Forex in this article
• Ethereum merger probably on September 15th
• NFTs can benefit from reduced energy consumption
• Repeat attack warning
On September 15, the time has come: the Ethereum blockchain will switch from “Proof of Work” technology (PoW) to “Proof of Stake” (PoS) technology. To do this, the PoW chain and the PoS chain, which currently run in parallel, must be merged. Since the basic structure of the functionality of the Ethereum network changes as a result of the merger, and the focus is no longer on computing power, but on the number of coins stored when updating the blockchain, transactions in ETH should be significantly faster, cheaper and far . be less energy-demanding after the merger. “BTC-ECHO” states that the total energy consumption of the Ethereum network is expected to decrease by more than 99 percent after the merger.
Since most NFTs are created on the Ethereum blockchain, the transition to proof-of-stake will also affect the NFT market. This may gain further popularity with the completed merger. However, one expert also sees a significant risk for NFT owners.
Merge also makes NFTs “greener”
According to Crypto News Flash, analysts predict that the PoS process will make minting and maintaining NFTs easier. This could give the market for non-fungible tokens a new push, since for example the creation of NFTs – as elsewhere in the Ethereum network – will entail lower costs than before. This in turn – along with the greater sustainability resulting from the lower energy requirements – could lead to greater acceptance, according to “Cryptopolitan”.
According to “BTC-ECHO”, the NFT ecosystem is currently being criticized as a climate killer due to its high energy consumption. However, this is likely to change after the merger, so the crypto magazine for NFTs even sees an opportunity in the future to form an alternative to the traditional financial system. NFTs could then be used, for example, to send assets more energy efficiently or to store physical artwork, according to BTC-ECHO.
NFT expert warns about the dangers of a fork
But there is also a risk to the NFT market – if a fork is formed on the Ethereum network. A fork is the splitting of a blockchain into two threads. The announcement of a miner from China shows that this risk exists: Ethereum prospector Chandler Guo is already planning to split the blockchain of the second largest cryptocurrency in order to preserve the old PoW method. Then, in addition to the merged currency ETH, there will also be the new cryptocurrency ETHPoW. According to “BTC ECHO”, other parts of the Ethereum community could also migrate to an alternative blockchain that will continue to run with Proof-of-Work.
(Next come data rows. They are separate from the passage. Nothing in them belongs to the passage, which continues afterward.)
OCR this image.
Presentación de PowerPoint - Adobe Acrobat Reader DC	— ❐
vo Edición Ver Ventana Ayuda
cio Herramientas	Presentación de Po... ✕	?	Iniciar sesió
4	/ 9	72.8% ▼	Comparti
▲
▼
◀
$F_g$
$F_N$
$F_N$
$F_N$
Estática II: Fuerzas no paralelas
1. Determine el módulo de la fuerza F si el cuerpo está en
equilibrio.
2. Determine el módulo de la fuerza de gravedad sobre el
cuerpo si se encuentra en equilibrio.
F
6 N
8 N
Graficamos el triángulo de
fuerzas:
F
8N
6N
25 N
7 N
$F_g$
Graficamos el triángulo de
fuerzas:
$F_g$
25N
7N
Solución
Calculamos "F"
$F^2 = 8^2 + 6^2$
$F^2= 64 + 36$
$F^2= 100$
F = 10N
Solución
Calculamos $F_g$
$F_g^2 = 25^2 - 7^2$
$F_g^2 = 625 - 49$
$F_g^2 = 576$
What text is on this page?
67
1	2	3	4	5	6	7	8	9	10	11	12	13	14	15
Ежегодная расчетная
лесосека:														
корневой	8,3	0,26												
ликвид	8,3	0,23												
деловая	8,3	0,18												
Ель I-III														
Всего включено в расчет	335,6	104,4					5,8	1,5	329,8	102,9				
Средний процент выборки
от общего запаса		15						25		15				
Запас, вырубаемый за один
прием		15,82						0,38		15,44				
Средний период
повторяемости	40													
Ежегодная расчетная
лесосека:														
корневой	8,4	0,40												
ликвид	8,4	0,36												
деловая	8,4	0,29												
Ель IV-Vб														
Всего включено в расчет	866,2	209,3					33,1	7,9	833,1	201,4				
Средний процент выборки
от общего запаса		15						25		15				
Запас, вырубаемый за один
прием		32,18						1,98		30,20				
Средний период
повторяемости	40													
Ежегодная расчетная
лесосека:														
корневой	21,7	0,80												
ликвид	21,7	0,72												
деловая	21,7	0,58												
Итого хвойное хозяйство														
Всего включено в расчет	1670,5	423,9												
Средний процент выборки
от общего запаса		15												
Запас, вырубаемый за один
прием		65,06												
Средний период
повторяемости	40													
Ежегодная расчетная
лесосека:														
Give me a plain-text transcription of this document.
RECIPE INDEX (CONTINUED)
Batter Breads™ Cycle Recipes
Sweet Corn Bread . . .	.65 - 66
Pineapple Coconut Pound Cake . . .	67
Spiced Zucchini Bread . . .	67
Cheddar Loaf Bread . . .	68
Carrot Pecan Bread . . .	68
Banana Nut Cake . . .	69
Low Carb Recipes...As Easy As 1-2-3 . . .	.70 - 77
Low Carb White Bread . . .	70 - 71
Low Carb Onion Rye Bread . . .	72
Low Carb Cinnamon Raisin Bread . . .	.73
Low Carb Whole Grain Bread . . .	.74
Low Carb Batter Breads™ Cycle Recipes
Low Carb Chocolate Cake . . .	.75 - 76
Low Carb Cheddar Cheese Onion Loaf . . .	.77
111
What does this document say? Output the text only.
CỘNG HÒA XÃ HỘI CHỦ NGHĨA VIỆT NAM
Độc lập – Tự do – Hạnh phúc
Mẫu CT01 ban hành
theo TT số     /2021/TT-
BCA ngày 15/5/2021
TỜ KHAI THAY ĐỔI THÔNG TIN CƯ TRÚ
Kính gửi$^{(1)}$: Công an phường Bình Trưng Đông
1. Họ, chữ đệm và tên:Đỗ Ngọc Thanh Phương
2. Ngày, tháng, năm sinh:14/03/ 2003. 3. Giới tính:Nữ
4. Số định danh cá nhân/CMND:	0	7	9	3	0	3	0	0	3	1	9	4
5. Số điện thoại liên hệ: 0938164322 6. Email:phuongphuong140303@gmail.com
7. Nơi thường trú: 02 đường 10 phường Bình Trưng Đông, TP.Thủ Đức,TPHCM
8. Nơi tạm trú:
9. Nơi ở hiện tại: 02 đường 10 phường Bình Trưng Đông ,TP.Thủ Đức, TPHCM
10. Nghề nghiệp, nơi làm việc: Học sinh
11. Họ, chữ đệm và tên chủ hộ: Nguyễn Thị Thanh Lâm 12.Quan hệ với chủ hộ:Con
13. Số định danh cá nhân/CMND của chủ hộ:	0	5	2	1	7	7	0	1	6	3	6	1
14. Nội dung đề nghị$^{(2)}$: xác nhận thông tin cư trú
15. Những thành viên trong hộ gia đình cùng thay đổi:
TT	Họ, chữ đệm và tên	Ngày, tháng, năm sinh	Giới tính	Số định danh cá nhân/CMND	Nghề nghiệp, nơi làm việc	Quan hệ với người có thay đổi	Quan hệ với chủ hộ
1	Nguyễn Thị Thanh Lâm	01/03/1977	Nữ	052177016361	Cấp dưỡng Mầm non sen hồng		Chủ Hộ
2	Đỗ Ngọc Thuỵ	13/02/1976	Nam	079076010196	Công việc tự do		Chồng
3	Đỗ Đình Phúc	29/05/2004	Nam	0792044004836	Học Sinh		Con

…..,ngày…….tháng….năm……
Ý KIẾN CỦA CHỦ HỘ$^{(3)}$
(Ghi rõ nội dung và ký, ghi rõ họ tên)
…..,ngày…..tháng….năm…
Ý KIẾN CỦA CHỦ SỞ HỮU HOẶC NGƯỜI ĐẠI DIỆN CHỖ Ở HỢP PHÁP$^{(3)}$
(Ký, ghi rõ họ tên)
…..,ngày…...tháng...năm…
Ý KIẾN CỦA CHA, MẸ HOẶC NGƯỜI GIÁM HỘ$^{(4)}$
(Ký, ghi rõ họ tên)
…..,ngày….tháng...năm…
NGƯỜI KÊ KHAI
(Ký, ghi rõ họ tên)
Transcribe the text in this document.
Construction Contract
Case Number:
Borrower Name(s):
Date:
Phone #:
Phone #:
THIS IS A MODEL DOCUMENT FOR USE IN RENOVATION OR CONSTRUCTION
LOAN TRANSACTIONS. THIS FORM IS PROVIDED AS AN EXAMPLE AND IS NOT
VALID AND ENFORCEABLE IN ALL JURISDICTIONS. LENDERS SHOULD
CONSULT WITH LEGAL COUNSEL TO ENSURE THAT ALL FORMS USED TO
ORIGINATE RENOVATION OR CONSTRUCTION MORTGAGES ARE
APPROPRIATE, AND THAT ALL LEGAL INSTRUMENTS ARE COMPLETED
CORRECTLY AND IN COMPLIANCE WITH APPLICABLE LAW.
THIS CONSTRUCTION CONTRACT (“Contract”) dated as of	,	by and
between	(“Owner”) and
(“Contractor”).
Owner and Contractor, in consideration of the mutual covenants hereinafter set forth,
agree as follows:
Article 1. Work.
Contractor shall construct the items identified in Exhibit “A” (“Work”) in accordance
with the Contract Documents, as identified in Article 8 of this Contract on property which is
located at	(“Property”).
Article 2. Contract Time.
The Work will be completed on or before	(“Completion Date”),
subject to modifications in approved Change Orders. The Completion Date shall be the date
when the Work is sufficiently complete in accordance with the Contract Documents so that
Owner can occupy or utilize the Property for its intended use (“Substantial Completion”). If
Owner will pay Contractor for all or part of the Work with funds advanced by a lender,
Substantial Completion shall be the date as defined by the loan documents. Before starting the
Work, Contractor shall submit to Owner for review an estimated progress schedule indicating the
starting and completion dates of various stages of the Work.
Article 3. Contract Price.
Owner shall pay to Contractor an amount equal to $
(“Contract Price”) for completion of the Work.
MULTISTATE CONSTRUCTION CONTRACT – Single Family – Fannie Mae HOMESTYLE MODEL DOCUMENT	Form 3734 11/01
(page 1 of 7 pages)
NFT expert Adam McBride explained on Twitter why a fork could pose a problem for NFT users. “The Ethereum merger could put your NFTs at risk,” he writes at the beginning of a detailed thread. However, there is still enough time to take protective measures.
The Ethereum Merger Could Put Your NFTs AT RISK🚨
Here’s a 🧵thread that explains why and gives you a simple solution to keep your NFTs safe.
– AdamMcBride.eth 🔎 NFT Archaeologist (@adamamcbride) 11 August 2022
“If the merger happens, at least one proof-of-work fork of Ethereum will live on,” McBride said. This would create two versions of the existing NFTs – one on the PoW chain and one on the PoS chain. So multiple “original” NFTs would exist at the same time. The expert doesn’t necessarily have a problem with users receiving an NFT “for free”. Instead, he warns of so-called “replay attacks”. “This is when a transaction happens on one blockchain and can be repeated on another,” McBride said. So, for example, users could sell one of their NFTs on the PoW chain for ETHPoW, but a stranger might then be able to repeat the same transaction on the PoS chain and trade the token there for the same amount of ETH. According to Adam McBride, while there is no guarantee that this scenario will occur, there is a “pretty high probability”.
However, the NFT expert also has some advice on how NFT owners can protect themselves from this danger. On the one hand, according to McBride, the issue is only relevant if you plan to sell your ETHPoW assets soon after the merger. If you never want to interact with the PoW chain again, don’t worry. For everyone else, he recommends taking all their NFTs currently for sale off the market until after the merger. Then they must first transfer the NFT to a new wallet on the PoW chain before resuming the offering. That would definitely cut the link between the PoW NFTs and the PoS NFTs, according to McBride.